There’s increasing evidence that those aged over 50 are postponing making plans for their retirement, often relying on factors out of their control like a premium bond win or receiving money on the death of elderly relatives. Others plan on selling their current property and downsizing to release cash for their retirement. However, that’s not a certainty either, as house prices can fluctuate.

Over the past few years there has been a major shift in emphasis, with financial provision for our retirement years moving from being the responsibility of the state to being the responsibility of the individual, meaning we should all start saving for our pensions as soon as we can.

 

REACHING YOUR PEAK

It’s widely accepted that workers are likely to reach their peak earning powers between ages 40 and 50. From then on, their incomes are likely to fall. Being aware that your earnings potential could be set to decline after your 40s can be a bit of a wake-up call for your pension and savings. At this age, the dilemma for many is how to strike a balance between saving adequately for retirement, whilst meeting all the financial needs of a growing family, and often looking after elderly parents too.

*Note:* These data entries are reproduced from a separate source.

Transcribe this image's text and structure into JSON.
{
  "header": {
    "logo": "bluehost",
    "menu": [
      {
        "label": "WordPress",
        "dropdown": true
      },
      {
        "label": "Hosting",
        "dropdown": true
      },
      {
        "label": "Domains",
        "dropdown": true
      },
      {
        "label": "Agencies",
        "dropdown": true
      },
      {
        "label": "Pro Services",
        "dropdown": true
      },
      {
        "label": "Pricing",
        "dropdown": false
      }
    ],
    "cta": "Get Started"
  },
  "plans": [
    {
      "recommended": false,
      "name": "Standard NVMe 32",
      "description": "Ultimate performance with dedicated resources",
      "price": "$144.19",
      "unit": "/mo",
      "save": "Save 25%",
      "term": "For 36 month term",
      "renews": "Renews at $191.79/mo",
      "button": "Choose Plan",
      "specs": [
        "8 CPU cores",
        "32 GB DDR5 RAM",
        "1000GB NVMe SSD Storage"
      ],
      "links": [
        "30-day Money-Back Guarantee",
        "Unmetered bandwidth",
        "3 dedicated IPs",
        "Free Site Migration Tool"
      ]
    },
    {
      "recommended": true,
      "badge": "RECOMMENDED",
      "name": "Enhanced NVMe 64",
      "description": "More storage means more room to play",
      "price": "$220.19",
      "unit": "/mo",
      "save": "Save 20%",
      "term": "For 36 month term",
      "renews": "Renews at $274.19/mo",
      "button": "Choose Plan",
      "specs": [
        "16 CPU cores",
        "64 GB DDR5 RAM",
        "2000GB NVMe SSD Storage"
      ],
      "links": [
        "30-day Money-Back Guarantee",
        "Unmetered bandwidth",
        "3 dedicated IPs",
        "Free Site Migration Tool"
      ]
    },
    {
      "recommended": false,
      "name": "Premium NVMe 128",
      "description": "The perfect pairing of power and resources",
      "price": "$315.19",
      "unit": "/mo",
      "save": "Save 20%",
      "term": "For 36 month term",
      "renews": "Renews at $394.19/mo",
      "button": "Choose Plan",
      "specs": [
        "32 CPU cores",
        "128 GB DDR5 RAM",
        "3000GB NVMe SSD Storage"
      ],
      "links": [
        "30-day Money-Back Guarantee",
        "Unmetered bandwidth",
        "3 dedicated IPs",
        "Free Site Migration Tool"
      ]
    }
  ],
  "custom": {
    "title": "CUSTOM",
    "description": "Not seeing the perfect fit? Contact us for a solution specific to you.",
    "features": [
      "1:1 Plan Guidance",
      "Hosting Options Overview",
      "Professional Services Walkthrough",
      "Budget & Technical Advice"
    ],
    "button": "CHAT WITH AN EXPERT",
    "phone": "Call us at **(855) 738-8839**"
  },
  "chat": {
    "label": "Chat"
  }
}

However, the good news is that you get valuable tax relief on your pension contributions and, due to the benefits of compound interest and the potential for capital growth, even small contributions made now can make a real difference when it comes time to retire.

 

WORKPLACE SCHEMES

Following the introduction of autoenrolment pension schemes, workers have an added incentive to save for retirement.

Over 9.3 million people have now been auto-enrolled into workplace schemes. If you’re employed and haven’t joined your employer’s scheme, you should think about doing so. By the end of this year, all employers will have to provide a pension that they, as well as you, contribute to. If you’re already a member of a scheme, you could consider increasing your contributions to improve your pension outlook. In addition to joining a workplace scheme, you can set up your own personal pension plan, a stakeholder plan or a Self-Invested Personal Pension (SIPP).

The above is purely for information purposes only and does not constitute advice.